Publié par merlinbreizh dans Humeur, Maladie

Il se trouve, cher maître, que nous avons une connaissance en commun. Aussi, comment ne pas penser à vous. A ce gâchis. La vue sur le périph depuis la porte de Montreuil est-elle si différente de celle d’une chambre de l’hôpital Européen Georges Pompidou, près de la porte de Versailles ? Comment échapper à son destin ? Que c’est con l’existence ! Deux balles dans le buffet, comme un vulgaire truand. Pas mieux. Vous voici donc ramené au cliché, si loin du boulevard Raspail, si loin du cabinet feutré d’un célèbre avocat. Ci loin de vous-même, si près de cette gueule de méchant au regard trouble qu’on croirait tout droit sorti d’un film noir des années 50.

Maître jarim Achoui.

Qu’allez-vous faire de cette vie qui s’ouvre à vous ? Vous avez eu la chance, comme moi, comme bien d’autres (on est pas seuls, merde) de mourir une fois, presque pour de bon, et de vivre encore un peu.

Alors ? Ca fait quoi ? C’est comment l’air qui emplit une fois encore ses poumons ? C’est comment la lumière, le visage de l’infirmière, les bruits du couloir, les rires des aides-soignantes le matin ?
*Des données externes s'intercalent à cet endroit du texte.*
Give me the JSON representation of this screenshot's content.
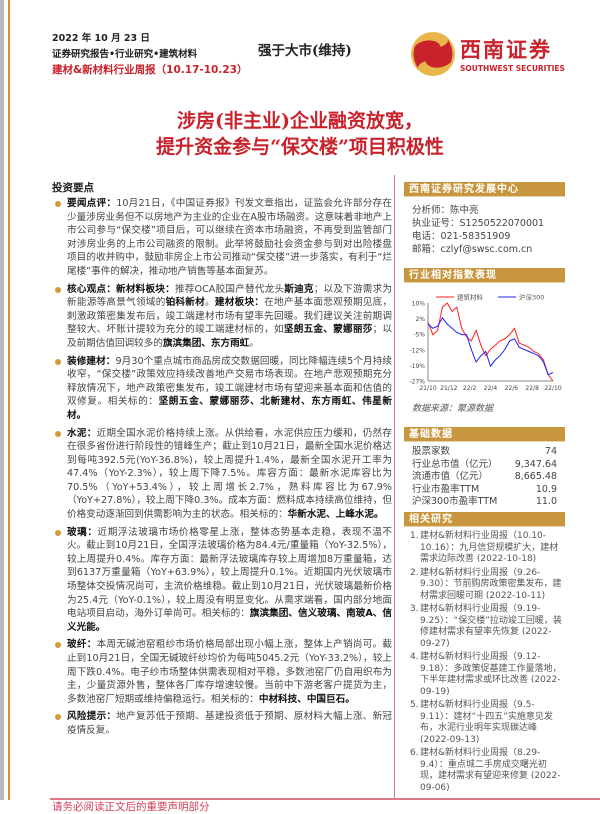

Vous n’avez jamais été aussi libre. Croyez-moi. La mort, à tout moment peut revenir vous chercher, en scooter ou même à pieds. Comme tout le monde ici bas. La liberté à ceci de terrible, que cette fois vous savez. Vous savez que tout repose sur vous, que cela ne tient qu’à vous. Que cela n’a qu’un temps, de toute façon.

Alors bonne chance pour cette nouvelle journée, Cher Maître.